The contractor's capture and culling operations are continuously observed by NPS staff and have been found to be, without exception, safe and humane. The contractor has years of experience in humane capture and culling of wildlife in suburban and urban areas where safety is a predominant concern. The NPS contract specifies that the contractor will comply at all times with the American Veterinary Medical Association's and the Marin Humane Society's stated guidelines for humane euthanasia. The contractor has strictly adhered to those recommendations.
During five years of environmental analysis, the NPS considered the option of retaining smaller populations of axis and fallow within the Seashore. This option was not chosen for several reasons:
Because of the rapid population growth and expansion of non-native deer towards and beyond park boundaries, park managers are concerned that large numbers of breeding females could soon be beyond NPS control. If this happens, nonnative deer expansion over the rest of Marin County will be irreversible and the damage found in the Seashore will occur over larger and larger areas.
Axis deer populations can double every four years, and four-month old fawns have been found to be pregnant. Fallow deer populations can double every six years.
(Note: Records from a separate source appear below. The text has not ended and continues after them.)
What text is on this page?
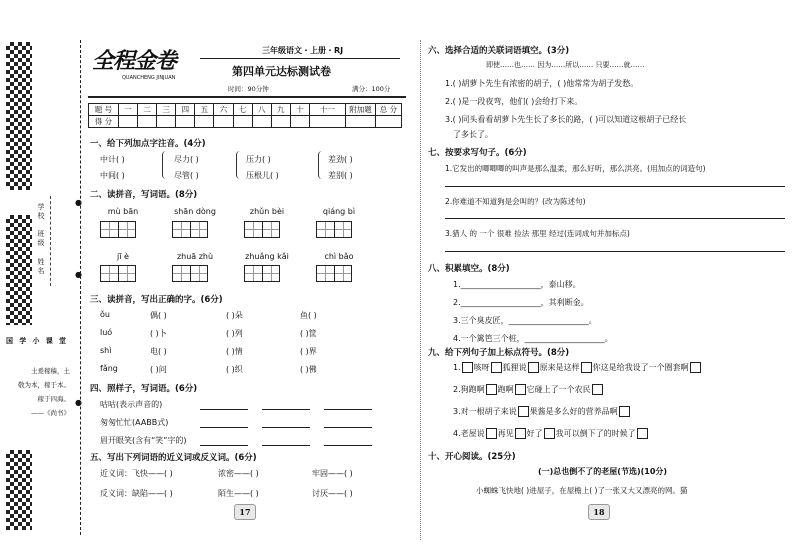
学校
班级
姓名
●
●
●
国 学 小 课 堂
土爰稼穑，土
敬为本，稼于本。
稼于四海。
——《尚书》
全程金卷
QUANCHENG JINJUAN
三年级语文・上册・RJ
第四单元达标测试卷
时间：90分钟	满分：100分
题 号	一	二	三	四	五	六	七	八	九	十	十一	附加题	总 分
得 分													
一、给下列加点字注音。(4分)
中计( )	尽力( )	压力( )	差劲( )
中间( )	尽管( )	压根儿( )	差别( )
二、读拼音，写词语。(8分)
mù bān	shān dòng	zhǔn bèi	qiáng bì
jī è	zhuā zhù	zhuǎng kǎi	chì bǎo
三、读拼音，写出正确的字。(6分)
ǒu	偶( )	( )朵	鱼( )
luó	( )卜	( )列	( )筐
shì	电( )	( )情	( )界
fǎng	( )问	( )织	( )佛
四、照样子，写词语。(6分)
咕咕(表示声音的)
匆匆忙忙(AABB式)
眉开眼笑(含有“笑”字的)
五、写出下列词语的近义词或反义词。(6分)
近义词：飞快——( )	浓密——( )	牢固——( )
反义词：缺陷——( )	陌生——( )	讨厌——( )
17
六、选择合适的关联词语填空。(3分)
即使……也…… 因为……所以…… 只要……就……
1.( )胡萝卜先生有浓密的胡子，( )他常常为胡子发愁。
2.( )是一段夜弯，他们( )会给打下来。
3.( )同头看看胡萝卜先生长了多长的路，( )可以知道这根胡子已经长
了多长了。
七、按要求写句子。(6分)
1.它发出的唧唧唧的叫声是那么温柔，那么好听，那么洪亮。(用加点的词造句)
2.你难道不知道狗是会叫的？(改为陈述句)
3.猎人 的 一个 很难 捡法 那里 经过(连词成句并加标点)
八、积累填空。(8分)
1.____________________，泰山移。
2.____________________，其利断金。
3.三个臭皮匠，____________________。
4.一个篱笆三个桩，____________________。
九、给下列句子加上标点符号。(8分)
1. 咳呀 狐狸说 原来是这样 你这是给我设了一个圈套啊
2.狗跑啊 跑啊 它碰上了一个农民
3.对一根胡子来说 果酱是多么好的营养品啊
4.老屋说 再见 好了 我可以倒下了的时候了
十、开心阅读。(25分)
(一)总也倒不了的老屋(节选)(10分)
小蜘蛛飞快地( )进屋子，在屋檐上( )了一张又大又漂亮的网。猫
18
At their current densities, non- native deer eat over one ton of forage each day that is consequently not available to native species.
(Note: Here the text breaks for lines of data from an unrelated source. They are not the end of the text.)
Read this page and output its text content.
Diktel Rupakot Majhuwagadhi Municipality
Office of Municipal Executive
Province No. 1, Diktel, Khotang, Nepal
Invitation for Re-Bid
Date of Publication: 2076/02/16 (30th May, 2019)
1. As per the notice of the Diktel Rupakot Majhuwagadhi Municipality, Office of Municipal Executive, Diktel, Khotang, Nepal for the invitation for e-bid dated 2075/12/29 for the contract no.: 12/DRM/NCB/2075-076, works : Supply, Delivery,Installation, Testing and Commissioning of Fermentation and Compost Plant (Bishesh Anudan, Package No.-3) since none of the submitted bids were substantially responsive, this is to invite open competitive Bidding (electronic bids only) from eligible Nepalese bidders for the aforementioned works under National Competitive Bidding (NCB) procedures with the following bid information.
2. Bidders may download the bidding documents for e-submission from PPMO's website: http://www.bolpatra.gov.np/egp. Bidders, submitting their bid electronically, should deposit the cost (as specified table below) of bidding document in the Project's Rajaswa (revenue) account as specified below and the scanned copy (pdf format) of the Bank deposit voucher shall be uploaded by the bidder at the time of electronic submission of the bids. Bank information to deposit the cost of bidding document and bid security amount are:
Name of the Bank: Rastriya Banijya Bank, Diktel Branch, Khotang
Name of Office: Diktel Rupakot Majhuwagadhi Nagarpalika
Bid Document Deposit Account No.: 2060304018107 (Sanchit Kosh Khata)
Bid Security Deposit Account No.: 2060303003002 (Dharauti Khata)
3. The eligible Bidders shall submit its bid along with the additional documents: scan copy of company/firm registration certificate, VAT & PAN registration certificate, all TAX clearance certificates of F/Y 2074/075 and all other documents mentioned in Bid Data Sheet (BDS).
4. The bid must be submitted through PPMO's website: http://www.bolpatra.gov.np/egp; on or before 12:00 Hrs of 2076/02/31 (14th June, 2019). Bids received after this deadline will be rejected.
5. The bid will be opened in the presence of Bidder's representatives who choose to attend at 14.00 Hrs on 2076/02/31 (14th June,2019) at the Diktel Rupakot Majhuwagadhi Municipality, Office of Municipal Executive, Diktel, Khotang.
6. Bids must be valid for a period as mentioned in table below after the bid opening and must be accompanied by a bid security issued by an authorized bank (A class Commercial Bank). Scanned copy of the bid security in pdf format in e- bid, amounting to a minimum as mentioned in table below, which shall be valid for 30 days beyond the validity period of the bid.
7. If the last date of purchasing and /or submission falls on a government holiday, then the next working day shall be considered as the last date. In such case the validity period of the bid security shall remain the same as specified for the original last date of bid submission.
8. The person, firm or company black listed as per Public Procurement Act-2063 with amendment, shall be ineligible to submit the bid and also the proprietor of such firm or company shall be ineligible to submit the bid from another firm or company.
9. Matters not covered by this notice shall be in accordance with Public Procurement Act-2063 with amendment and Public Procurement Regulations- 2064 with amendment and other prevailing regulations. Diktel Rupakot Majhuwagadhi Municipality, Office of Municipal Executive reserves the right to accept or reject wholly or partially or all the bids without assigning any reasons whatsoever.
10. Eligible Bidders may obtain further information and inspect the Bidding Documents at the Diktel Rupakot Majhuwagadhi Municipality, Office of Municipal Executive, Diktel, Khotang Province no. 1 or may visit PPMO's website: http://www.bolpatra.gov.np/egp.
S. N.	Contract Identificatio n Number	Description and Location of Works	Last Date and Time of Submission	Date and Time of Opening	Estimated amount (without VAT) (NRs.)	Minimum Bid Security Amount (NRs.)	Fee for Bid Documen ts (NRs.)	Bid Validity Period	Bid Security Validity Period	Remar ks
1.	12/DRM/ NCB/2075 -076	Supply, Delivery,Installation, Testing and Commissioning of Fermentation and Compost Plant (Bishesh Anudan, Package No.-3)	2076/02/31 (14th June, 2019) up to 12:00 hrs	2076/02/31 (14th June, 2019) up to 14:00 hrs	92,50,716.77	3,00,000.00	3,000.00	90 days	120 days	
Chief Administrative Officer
The window of opportunity for controlling the non-native deer is closing. If the NPS does not act now to control fallow and axis deer, they will continue to expand beyond park boundaries onto private and other land. Once outside the park, control will be difficult or impossible.
It took much longer than fifty years for the native species in the California ecosystem to evolve together and form the ecological webs and landscapes you see today at Point Reyes National Seashore. The crucial distinctions between natural evolution of native species and introductions of non-native species is the time scale over which it occurs and lack of human manipulation. A species of plant or animal is generally considered to be “native” if it occupied or migrated to an area over this long period of evolutionary time. The evolutionary timescale is on the order of thousands of years. Fifty years, the length of time during which non-native deer have lived in the area, is a fraction of the time required by most species (particularly long-lived ones) to co-adapt and co-evolve. The distribution and migration of a species is considered to be a natural occurrence if it occurs without the intentional or inadvertent influence of humans. Native species inhabiting the national parks either co-evolved at that location over millennia or migrated there over time.
Axis deer and fallow deer both evolved, over many thousands of years, in India and Asia Minor, respectively. In their native ranges, the vegetation, wildlife and other living species co-evolved with them, to form a stable ecological balance. None of the species present in the natural California coastal ecosystem evolved with axis and fallow deer or appear to be dependent on them in any way. However, the ways in which non-native deer affect native ecosystems are numerous but subtle. Unlike native black-tailed deer, they congregate in massive herds and cause compaction and erosion of soils, denudation of vegetation and damage to woodland and riparian habitats. The species which depend on these areas, including species of concern and migratory birds, are in turn adversely impacted by a loss of habitat. Non-native deer compete with native deer for food and cause decreased survivability of black-tailed deer in the fall and during droughts.
Because of these impacts to native species and the physical structure of the California coastal ecosystem within the Seashore, the National Park Service is mandated to control the non-native deer.